This quote is from Helen’s blog. It’s fairly safe to say that majority of us who have an Egnlish name as our first name may have/had experinced the similar questions at an event in the US. I was asked a few times just the other day at a company dinner cruise event in San Francisco.
- Vida? Is that your real name?
- Vida? That doesn’t sound Chinese?
- Very nice meeting you Vida. Does Vida mean anything in Chinese? I know it means life in Spanish.
- My pleasrue meeting you Vida. Do you have a Chinese name?
What are they looking for here? They are looking for something, which is marked with a sticker of “Made in China”. Whoever has read Helen’s blog of “My Real Name” will feel the pain of a Chinese woman struggling for a self – identity as an immigrant in the US. Who is she? Is she an American? Is she a Chinese?
I am not going to get into the issue of the search for an immigrant identity in the US. Instead, I wanted to take a close look at what Helen said was the third identity of “mankind”.
This is a very powerful notion: that we can transcend our ethical background into a universal mankind. “Whether we are Chinese, Indian, Russian, Mexican, Italian, or Kenyan, we are all one.”
As I am writing this article, I am gazing at a picture of Helen and Judi (above), which was taken at Startbucks on University Avenue in Palo Alto just one week ago. I am lost in my thought as I am looking at the picture - both Helen and Judi’s image fades away and I see two young Chinese girls with the red scaves around their necks. They were holding the little read Mao’s book and lifting up and down their arms cyring “Long long live Chairman Mao” before they could sit down to start the class. They sat through their early aulthood with the Chinese education system. Now here they are – Helen with her tall decaf mocha and Judi driking a regular latte at a cafe in the United States.
From the red scarf gilrs in China to the sophisicated women in Caifornia, Helen and Judi have gone through the struggles we most of CAEA members went through – we all have developed our own survival strategy for life in the United States.
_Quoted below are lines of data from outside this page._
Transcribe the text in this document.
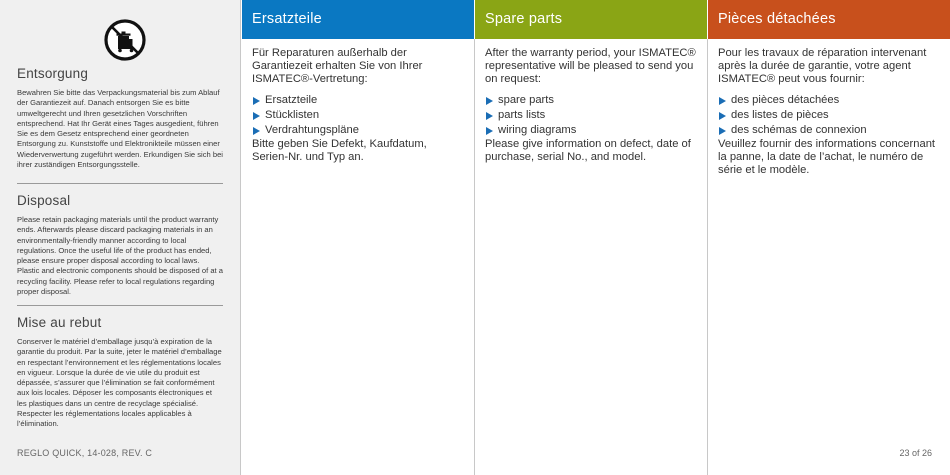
Entsorgung

Bewahren Sie bitte das Verpackungsmaterial bis zum Ablauf der Garantiezeit auf. Danach entsorgen Sie es bitte umweltgerecht und Ihren gesetzlichen Vorschriften entsprechend. Hat Ihr Gerät eines Tages ausgedient, führen Sie es dem Gesetz entsprechend einer geordneten Entsorgung zu. Kunststoffe und Elektronikteile müssen einer Wiederverwertung zugeführt werden. Erkundigen Sie sich bei ihrer zuständigen Entsorgungsstelle.

Disposal

Please retain packaging materials until the product warranty ends. Afterwards please discard packaging materials in an environmentally-friendly manner according to local regulations. Once the useful life of the product has ended, please ensure proper disposal according to local laws. Plastic and electronic components should be disposed of at a recycling facility. Please refer to local regulations regarding proper disposal.

Mise au rebut

Conserver le matériel d’emballage jusqu’à expiration de la garantie du produit. Par la suite, jeter le matériel d’emballage en respectant l’environnement et les réglementations locales en vigueur. Lorsque la durée de vie utile du produit est dépassée, s’assurer que l’élimination se fait conformément aux lois locales. Déposer les composants électroniques et les plastiques dans un centre de recyclage spécialisé. Respecter les réglementations locales applicables à l’élimination.

REGLO QUICK, 14-028, REV. C
Ersatzteile

Für Reparaturen außerhalb der Garantiezeit erhalten Sie von Ihrer ISMATEC®-Vertretung:

Ersatzteile
Stücklisten
Verdrahtungspläne

Bitte geben Sie Defekt, Kaufdatum, Serien-Nr. und Typ an.

Spare parts

After the warranty period, your ISMATEC® representative will be pleased to send you on request:

spare parts
parts lists
wiring diagrams

Please give information on defect, date of purchase, serial No., and model.

Pièces détachées

Pour les travaux de réparation intervenant après la durée de garantie, votre agent ISMATEC® peut vous fournir:

des pièces détachées
des listes de pièces
des schémas de connexion

Veuillez fournir des informations concernant la panne, la date de l’achat, le numéro de série et le modèle.

23 of 26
Therefore, we all changed. We changed ways we don’t even understand sometimes.
In change management, change is defined as “ the window through which the future enters your life.” It’s all around you in many types and shapes. You can bring in about yourself or it can come to you in ways. As the immigrants, it seems we don’t have much choice about how to get around in a foreign country. We have to learn the language, we have to learn how to drive, we have to learn the way of doing business here, we have to learn how the local people live their life…..
Then what? When you look back, you find yoursef falling into a place where which can’t completely be defined as Chinese or American. You are like a mixed drink with its own flavor. You draw strengh from Chinese history and culture but are not bound by it. In order to survive, we took from the US land the things we needed. We adjusted the life in the US enviorment, and it has now become part of who we are, affecting our attitudes toward ourselves.
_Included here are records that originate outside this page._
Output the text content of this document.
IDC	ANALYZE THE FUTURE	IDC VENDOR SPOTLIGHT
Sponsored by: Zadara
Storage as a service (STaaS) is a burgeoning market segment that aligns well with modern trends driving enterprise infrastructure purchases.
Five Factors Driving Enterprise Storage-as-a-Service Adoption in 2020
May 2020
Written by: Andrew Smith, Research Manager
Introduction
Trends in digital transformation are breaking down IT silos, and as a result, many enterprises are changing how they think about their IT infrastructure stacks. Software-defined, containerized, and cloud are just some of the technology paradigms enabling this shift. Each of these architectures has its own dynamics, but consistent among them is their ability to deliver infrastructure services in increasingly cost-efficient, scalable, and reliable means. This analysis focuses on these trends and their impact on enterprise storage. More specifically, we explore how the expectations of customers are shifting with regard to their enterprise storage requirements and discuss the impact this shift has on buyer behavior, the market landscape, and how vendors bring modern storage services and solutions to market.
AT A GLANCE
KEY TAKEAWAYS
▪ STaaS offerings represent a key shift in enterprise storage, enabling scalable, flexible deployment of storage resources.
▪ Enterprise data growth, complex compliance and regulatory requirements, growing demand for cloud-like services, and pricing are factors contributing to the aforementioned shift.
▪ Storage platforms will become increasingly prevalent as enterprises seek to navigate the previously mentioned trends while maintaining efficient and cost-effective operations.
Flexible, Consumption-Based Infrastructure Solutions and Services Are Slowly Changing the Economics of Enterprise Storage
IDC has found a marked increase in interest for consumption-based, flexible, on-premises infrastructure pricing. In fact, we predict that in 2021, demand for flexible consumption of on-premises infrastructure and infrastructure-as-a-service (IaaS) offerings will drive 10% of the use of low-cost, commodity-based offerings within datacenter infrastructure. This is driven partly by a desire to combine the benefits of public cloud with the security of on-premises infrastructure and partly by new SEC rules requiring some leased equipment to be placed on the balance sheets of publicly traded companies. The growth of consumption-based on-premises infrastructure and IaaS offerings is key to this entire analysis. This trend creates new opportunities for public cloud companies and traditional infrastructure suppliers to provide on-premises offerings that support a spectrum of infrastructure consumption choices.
How many of you have heard of sayings like this – we are not an Amecian in the US and we are not a Chinese in China. Who are we? We are “mankind” as Helen suggested.
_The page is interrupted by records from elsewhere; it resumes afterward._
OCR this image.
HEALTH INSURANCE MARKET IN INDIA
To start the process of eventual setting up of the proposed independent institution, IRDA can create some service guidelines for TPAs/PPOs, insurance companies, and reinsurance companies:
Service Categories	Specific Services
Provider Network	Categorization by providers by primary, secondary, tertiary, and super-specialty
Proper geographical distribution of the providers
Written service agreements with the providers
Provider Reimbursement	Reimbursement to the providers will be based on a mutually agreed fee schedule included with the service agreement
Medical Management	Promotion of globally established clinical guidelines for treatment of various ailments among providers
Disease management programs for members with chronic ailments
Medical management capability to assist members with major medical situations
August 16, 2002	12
“I have a dream that my four children will one day live in a nation where they will not be judged by the color of their skin, but by the content of their character.” - Martin Luther King
Vida,
Thanks for this article. I like the quote from Windflower Institute... I hope we can all draw strength from our history and culture but not bounded by our past. Having been through both worlds, we are much richer! In fact, we have a lot to offer to the world! It's my hope that My Real Name can provide some inspiration for all of us who have gone through the identity search/crisis and rise above it.
Posted by: Helen Wang | Wednesday, January 18, 2006 at 05:09 PM
Hi Vida, thanks for the blog. It's really interesting. I have encountered the same name questions many many times.